Batangas State University (BatStateU) came into view and somewhere along the sidewalk I saw the sign pointing to the direction of a ‘Basilica.’ The random walk finally found a definite goal.
What else can be used to describe the city center but the word ‘beautiful’? The plaza boasts a big park with spaces for children’s playgrounds, open grounds for aerobics enthusiasts, lanes for strollers and joggers alike. The place is also dotted with benches on which one can rest.And then the treasure of the place – the Basilica.

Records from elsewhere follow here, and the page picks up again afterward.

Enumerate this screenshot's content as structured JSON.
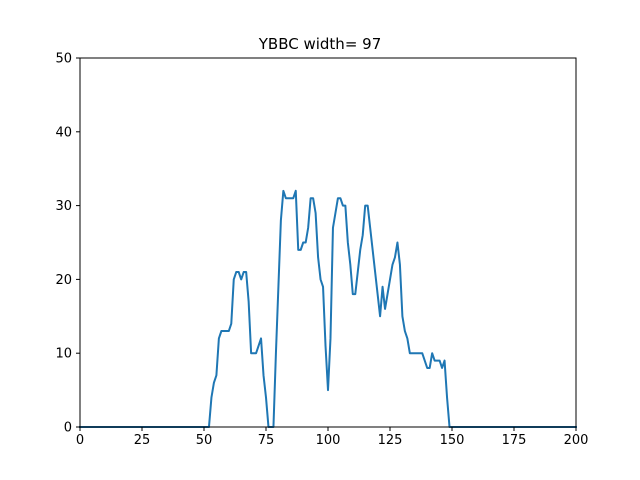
{
  "chart_data": {
    "type": "line",
    "title": "YBBC width= 97",
    "xlabel": "",
    "ylabel": "",
    "xlim": [
      0,
      200
    ],
    "ylim": [
      0,
      50
    ],
    "xticks": [
      0,
      25,
      50,
      75,
      100,
      125,
      150,
      175,
      200
    ],
    "yticks": [
      0,
      10,
      20,
      30,
      40,
      50
    ],
    "grid": false,
    "color": "#1f77b4",
    "series": [
      {
        "x": [
          0,
          52,
          53,
          54,
          55,
          56,
          57,
          58,
          59,
          60,
          61,
          62,
          63,
          64,
          65,
          66,
          67,
          68,
          69,
          70,
          71,
          72,
          73,
          74,
          75,
          76,
          77,
          78,
          79,
          80,
          81,
          82,
          83,
          84,
          85,
          86,
          87,
          88,
          89,
          90,
          91,
          92,
          93,
          94,
          95,
          96,
          97,
          98,
          99,
          100,
          101,
          102,
          103,
          104,
          105,
          106,
          107,
          108,
          109,
          110,
          111,
          112,
          113,
          114,
          115,
          116,
          117,
          118,
          119,
          120,
          121,
          122,
          123,
          124,
          125,
          126,
          127,
          128,
          129,
          130,
          131,
          132,
          133,
          134,
          135,
          136,
          137,
          138,
          139,
          140,
          141,
          142,
          143,
          144,
          145,
          146,
          147,
          148,
          149,
          200
        ],
        "y": [
          0,
          0,
          4,
          6,
          7,
          12,
          13,
          13,
          13,
          13,
          14,
          20,
          21,
          21,
          20,
          21,
          21,
          17,
          10,
          10,
          10,
          11,
          12,
          7,
          4,
          0,
          0,
          0,
          10,
          19,
          28,
          32,
          31,
          31,
          31,
          31,
          32,
          24,
          24,
          25,
          25,
          27,
          31,
          31,
          29,
          23,
          20,
          19,
          11,
          5,
          12,
          27,
          29,
          31,
          31,
          30,
          30,
          25,
          22,
          18,
          18,
          21,
          24,
          26,
          30,
          30,
          27,
          24,
          21,
          18,
          15,
          19,
          16,
          18,
          20,
          22,
          23,
          25,
          22,
          15,
          13,
          12,
          10,
          10,
          10,
          10,
          10,
          10,
          9,
          8,
          8,
          10,
          9,
          9,
          9,
          8,
          9,
          4,
          0,
          0
        ]
      }
    ]
  }
}
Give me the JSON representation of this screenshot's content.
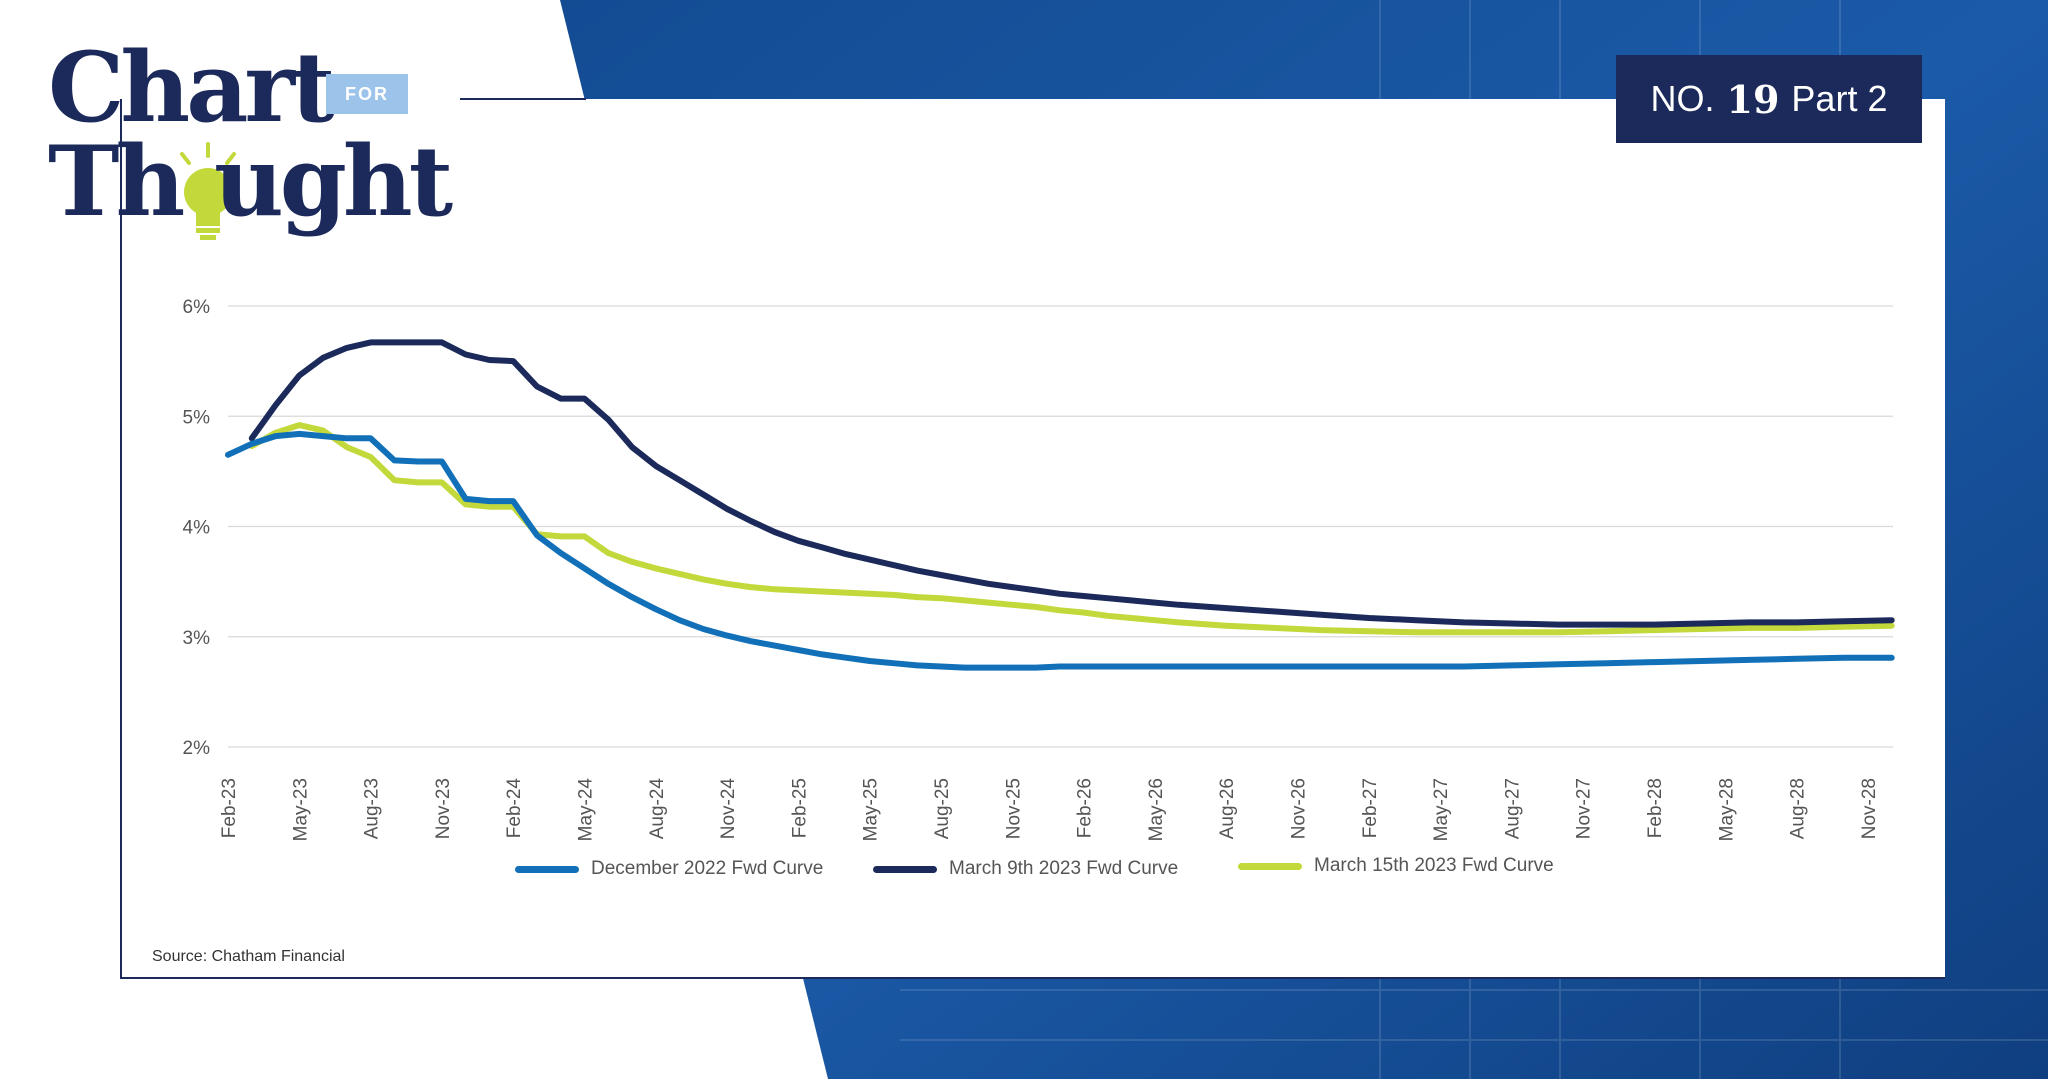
{
  "logo": {
    "word1": "Chart",
    "word2a": "Th",
    "word2b": "ught",
    "for": "FOR"
  },
  "badge": {
    "prefix": "NO.",
    "number": "19",
    "suffix": "Part 2"
  },
  "source": "Source: Chatham Financial",
  "colors": {
    "navy": "#1b2a5a",
    "blue": "#1170b8",
    "lime": "#c3d83a",
    "bg_blue": "#1b5aa8"
  },
  "chart_data": {
    "type": "line",
    "title": "",
    "xlabel": "",
    "ylabel": "",
    "ylim": [
      2,
      6
    ],
    "y_ticks": [
      "2%",
      "3%",
      "4%",
      "5%",
      "6%"
    ],
    "x_tick_labels": [
      "Feb-23",
      "May-23",
      "Aug-23",
      "Nov-23",
      "Feb-24",
      "May-24",
      "Aug-24",
      "Nov-24",
      "Feb-25",
      "May-25",
      "Aug-25",
      "Nov-25",
      "Feb-26",
      "May-26",
      "Aug-26",
      "Nov-26",
      "Feb-27",
      "May-27",
      "Aug-27",
      "Nov-27",
      "Feb-28",
      "May-28",
      "Aug-28",
      "Nov-28"
    ],
    "grid": true,
    "series": [
      {
        "name": "December 2022 Fwd Curve",
        "color": "#1170b8",
        "x": [
          0,
          1,
          2,
          3,
          4,
          5,
          6,
          7,
          8,
          9,
          10,
          11,
          12,
          13,
          14,
          15,
          16,
          17,
          18,
          19,
          20,
          21,
          22,
          23,
          24,
          25,
          26,
          27,
          28,
          29,
          30,
          31,
          32,
          33,
          34,
          35,
          36,
          37,
          38,
          39,
          40,
          42,
          44,
          46,
          48,
          50,
          52,
          54,
          56,
          58,
          60,
          62,
          64,
          66,
          68,
          70
        ],
        "values": [
          4.65,
          4.75,
          4.82,
          4.84,
          4.82,
          4.8,
          4.8,
          4.6,
          4.59,
          4.59,
          4.25,
          4.23,
          4.23,
          3.92,
          3.76,
          3.62,
          3.48,
          3.36,
          3.25,
          3.15,
          3.07,
          3.01,
          2.96,
          2.92,
          2.88,
          2.84,
          2.81,
          2.78,
          2.76,
          2.74,
          2.73,
          2.72,
          2.72,
          2.72,
          2.72,
          2.73,
          2.73,
          2.73,
          2.73,
          2.73,
          2.73,
          2.73,
          2.73,
          2.73,
          2.73,
          2.73,
          2.73,
          2.74,
          2.75,
          2.76,
          2.77,
          2.78,
          2.79,
          2.8,
          2.81,
          2.81
        ]
      },
      {
        "name": "March 9th 2023 Fwd Curve",
        "color": "#1b2a5a",
        "x": [
          1,
          2,
          3,
          4,
          5,
          6,
          7,
          8,
          9,
          10,
          11,
          12,
          13,
          14,
          15,
          16,
          17,
          18,
          19,
          20,
          21,
          22,
          23,
          24,
          25,
          26,
          27,
          28,
          29,
          30,
          31,
          32,
          33,
          34,
          35,
          36,
          37,
          38,
          39,
          40,
          42,
          44,
          46,
          48,
          50,
          52,
          54,
          56,
          58,
          60,
          62,
          64,
          66,
          68,
          70
        ],
        "values": [
          4.8,
          5.1,
          5.37,
          5.53,
          5.62,
          5.67,
          5.67,
          5.67,
          5.67,
          5.56,
          5.51,
          5.5,
          5.27,
          5.16,
          5.16,
          4.97,
          4.72,
          4.55,
          4.42,
          4.29,
          4.16,
          4.05,
          3.95,
          3.87,
          3.81,
          3.75,
          3.7,
          3.65,
          3.6,
          3.56,
          3.52,
          3.48,
          3.45,
          3.42,
          3.39,
          3.37,
          3.35,
          3.33,
          3.31,
          3.29,
          3.26,
          3.23,
          3.2,
          3.17,
          3.15,
          3.13,
          3.12,
          3.11,
          3.11,
          3.11,
          3.12,
          3.13,
          3.13,
          3.14,
          3.15
        ]
      },
      {
        "name": "March 15th 2023 Fwd Curve",
        "color": "#c3d83a",
        "x": [
          1,
          2,
          3,
          4,
          5,
          6,
          7,
          8,
          9,
          10,
          11,
          12,
          13,
          14,
          15,
          16,
          17,
          18,
          19,
          20,
          21,
          22,
          23,
          24,
          25,
          26,
          27,
          28,
          29,
          30,
          31,
          32,
          33,
          34,
          35,
          36,
          37,
          38,
          39,
          40,
          42,
          44,
          46,
          48,
          50,
          52,
          54,
          56,
          58,
          60,
          62,
          64,
          66,
          68,
          70
        ],
        "values": [
          4.73,
          4.85,
          4.92,
          4.87,
          4.72,
          4.63,
          4.42,
          4.4,
          4.4,
          4.2,
          4.18,
          4.18,
          3.93,
          3.91,
          3.91,
          3.76,
          3.68,
          3.62,
          3.57,
          3.52,
          3.48,
          3.45,
          3.43,
          3.42,
          3.41,
          3.4,
          3.39,
          3.38,
          3.36,
          3.35,
          3.33,
          3.31,
          3.29,
          3.27,
          3.24,
          3.22,
          3.19,
          3.17,
          3.15,
          3.13,
          3.1,
          3.08,
          3.06,
          3.05,
          3.04,
          3.04,
          3.04,
          3.04,
          3.05,
          3.06,
          3.07,
          3.08,
          3.08,
          3.09,
          3.1
        ]
      }
    ]
  }
}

* the Basilica in Batangas City on a Sunday
The basilica is called the Basilica Menor de Inmaculada Concepcion. I did not notice the curious ‘n’ there in what certainly means immaculate. But since it has been years since the visit, I can only ask for it the next time I go there.
The Basilica Menor de Inmaculada Concepcion History
The first church was built in 1581 through the efforts of Father Diego Mojica, an Augustinian pastor from Calapan, (Oriental) Mindoro. So far it is probable since Calapan is just a boat (or a sea vessel, if you will) away from the pier. The church was dedicated to Inmaculada Concepcion de Nuestra Señora.
The laying of stone foundations for the construction of the second church happened between the years 1682 and 1721. In 1693, the convent with its own artillery was added. The purpose of the artillery was to drive sea pirates away. I could only imagine the topography of the place then. It was probably a candy to the eyes of conquistadores and pirates alike. (Which leaves me now with an open task of finding even at least a sketch or a map of the place during the Spanish era.)
The church was demolished again and rebuilt under Padre Pedro Cuesta in 1851. It was then blessed on February 2, 1857 and designated as a ‘minor basilica’ (if it is the right term) on February 13, 1948. I know there are still many things to be known about this city. I wish I would have the opportunity again to take a sneak peek into the past of this important city.
One can reach SM Batangas City by boarding a jeepney on the left side of the basilica (if you are facing it). One shall pass a long bridge, and I am not so sure if it’s the bridge that collapsed when one of the many storms hit Luzon last year.
[How to go to Batangas City, Batangas: From Manila, one can board a bus bound for Batangas Pier. Whether the bus is via CALABARZON or Tanauan-Lipa, it does not matter. Drop off at the place they call Balagtas Exit. From there, board a jeep bound for the city proper of Batangas City.]